Fix: Validate the ISO 8601 strings. Ensure the start date is before the end date. Check the SDK documentation for valid interval formats.
# Correct ISO 8601 format
start_date = "2023-10-01T00:00:00.000Z"
# Incorrect format (missing timezone)
# start_date = "2023-10-01T00:00:00"
Error: 403 Forbidden
Cause: The OAuth application does not have the required scope.
Fix: Ensure the OAuth application has the analytics:conversation:read scope. If you are using a custom OAuth app, go to the Admin Console > Apps > [Your App] > Scopes and add the missing scope. Then regenerate the client secret if you changed the scope configuration.
Error: 429 Too Many Requests
Cause: You are exceeding the API rate limits. The Analytics API has strict rate limits, especially for aggregation queries which are computationally expensive.
Fix: Implement exponential backoff. The code example above includes a simple 5-second wait.
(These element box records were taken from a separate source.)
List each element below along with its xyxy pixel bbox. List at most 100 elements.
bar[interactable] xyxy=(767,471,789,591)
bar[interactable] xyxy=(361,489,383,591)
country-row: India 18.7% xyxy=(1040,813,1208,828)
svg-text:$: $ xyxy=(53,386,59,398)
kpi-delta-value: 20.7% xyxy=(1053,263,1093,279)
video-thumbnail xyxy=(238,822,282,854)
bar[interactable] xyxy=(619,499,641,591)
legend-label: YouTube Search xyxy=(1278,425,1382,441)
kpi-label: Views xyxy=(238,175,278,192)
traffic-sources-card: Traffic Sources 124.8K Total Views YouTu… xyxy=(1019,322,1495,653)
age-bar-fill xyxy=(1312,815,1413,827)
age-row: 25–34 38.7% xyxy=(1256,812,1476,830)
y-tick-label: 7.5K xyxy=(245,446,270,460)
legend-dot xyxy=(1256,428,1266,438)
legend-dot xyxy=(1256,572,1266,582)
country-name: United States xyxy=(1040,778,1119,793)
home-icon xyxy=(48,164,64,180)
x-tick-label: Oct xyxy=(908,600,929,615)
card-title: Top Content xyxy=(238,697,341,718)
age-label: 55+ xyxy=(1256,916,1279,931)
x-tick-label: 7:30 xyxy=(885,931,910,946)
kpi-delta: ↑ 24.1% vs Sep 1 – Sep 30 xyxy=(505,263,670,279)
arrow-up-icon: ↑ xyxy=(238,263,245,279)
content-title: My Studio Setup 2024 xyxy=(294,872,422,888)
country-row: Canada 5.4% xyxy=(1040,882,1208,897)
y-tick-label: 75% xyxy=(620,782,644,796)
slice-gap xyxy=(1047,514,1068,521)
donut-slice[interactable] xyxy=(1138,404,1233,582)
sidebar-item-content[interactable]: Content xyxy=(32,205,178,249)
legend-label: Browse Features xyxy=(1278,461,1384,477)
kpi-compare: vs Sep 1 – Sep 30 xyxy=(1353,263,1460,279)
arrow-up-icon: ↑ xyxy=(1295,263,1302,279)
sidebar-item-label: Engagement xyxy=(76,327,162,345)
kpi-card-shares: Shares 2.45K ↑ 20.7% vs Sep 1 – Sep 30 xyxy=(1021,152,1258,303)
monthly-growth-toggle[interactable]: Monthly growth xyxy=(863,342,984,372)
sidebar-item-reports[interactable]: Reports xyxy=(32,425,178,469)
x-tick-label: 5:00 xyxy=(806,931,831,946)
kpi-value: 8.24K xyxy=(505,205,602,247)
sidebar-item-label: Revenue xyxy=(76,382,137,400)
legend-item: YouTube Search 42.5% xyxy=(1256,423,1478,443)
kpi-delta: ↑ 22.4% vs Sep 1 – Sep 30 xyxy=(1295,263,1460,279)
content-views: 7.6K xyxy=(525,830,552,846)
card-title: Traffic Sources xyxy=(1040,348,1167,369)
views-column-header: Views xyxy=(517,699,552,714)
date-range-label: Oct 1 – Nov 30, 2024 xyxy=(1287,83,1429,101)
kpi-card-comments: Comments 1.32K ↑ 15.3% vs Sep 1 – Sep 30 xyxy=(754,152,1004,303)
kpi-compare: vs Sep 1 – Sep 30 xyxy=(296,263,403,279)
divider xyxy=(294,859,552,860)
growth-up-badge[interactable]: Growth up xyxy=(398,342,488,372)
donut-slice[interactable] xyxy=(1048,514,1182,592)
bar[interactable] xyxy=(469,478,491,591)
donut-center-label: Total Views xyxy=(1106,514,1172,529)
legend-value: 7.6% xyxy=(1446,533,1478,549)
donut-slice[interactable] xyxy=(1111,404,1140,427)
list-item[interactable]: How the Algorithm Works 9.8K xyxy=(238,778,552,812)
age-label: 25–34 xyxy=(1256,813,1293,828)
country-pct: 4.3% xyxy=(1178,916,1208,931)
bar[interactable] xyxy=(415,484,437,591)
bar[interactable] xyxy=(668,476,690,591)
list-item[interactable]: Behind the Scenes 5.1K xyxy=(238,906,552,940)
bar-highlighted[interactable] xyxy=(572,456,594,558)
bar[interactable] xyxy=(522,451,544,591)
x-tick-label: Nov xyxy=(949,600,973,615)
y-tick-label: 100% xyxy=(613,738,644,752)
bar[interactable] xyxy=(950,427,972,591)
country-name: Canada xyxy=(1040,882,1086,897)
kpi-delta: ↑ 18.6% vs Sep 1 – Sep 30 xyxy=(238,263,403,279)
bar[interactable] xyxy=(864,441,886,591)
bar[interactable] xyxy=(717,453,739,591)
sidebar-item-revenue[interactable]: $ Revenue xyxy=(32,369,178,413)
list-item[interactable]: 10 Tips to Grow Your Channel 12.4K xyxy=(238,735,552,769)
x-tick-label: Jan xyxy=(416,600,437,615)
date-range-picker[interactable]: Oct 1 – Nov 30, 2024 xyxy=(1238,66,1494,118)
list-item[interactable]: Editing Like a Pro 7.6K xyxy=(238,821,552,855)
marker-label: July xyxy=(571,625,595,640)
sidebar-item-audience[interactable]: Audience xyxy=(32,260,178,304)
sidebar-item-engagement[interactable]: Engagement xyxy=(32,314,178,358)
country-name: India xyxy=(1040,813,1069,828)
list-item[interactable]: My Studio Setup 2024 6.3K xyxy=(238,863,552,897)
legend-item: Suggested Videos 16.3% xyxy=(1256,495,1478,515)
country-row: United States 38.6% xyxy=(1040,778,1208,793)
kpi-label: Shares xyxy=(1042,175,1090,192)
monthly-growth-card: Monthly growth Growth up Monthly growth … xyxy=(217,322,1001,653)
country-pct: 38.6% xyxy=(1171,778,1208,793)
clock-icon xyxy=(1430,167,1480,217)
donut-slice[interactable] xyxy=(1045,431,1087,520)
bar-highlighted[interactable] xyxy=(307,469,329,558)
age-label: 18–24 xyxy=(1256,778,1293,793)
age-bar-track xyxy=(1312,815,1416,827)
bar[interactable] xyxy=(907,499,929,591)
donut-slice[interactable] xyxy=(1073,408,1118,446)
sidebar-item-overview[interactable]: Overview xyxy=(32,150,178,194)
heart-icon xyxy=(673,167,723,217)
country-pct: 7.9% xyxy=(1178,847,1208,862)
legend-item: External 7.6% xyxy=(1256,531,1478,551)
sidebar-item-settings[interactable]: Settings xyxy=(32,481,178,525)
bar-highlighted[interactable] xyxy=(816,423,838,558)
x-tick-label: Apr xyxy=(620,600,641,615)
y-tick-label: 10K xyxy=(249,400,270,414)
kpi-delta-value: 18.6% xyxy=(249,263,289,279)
In production, implement a retry mechanism with increasing delays (e.g., 1s, 2s, 4s, 8s).
import time
import random
def retry_with_backoff(func, *args, max_retries=5, base_delay=1):
for attempt in range(max_retries):
try:
return func(*args)
except ApiException as e:
if e.status == 429:
delay = base_delay * (2 ** attempt) + random.uniform(0, 1)
print(f"Rate limited. Retrying in {delay:.2f} seconds...")
time.sleep(delay)
else:
raise e
raise Exception("Max retries exceeded")
Error: Empty Results
Cause: No conversations occurred in the specified date range, or the filter is too restrictive.
Fix: Check the date range. Ensure the queues exist and had activity. Try removing the queue_ids filter to see if data returns for all queues.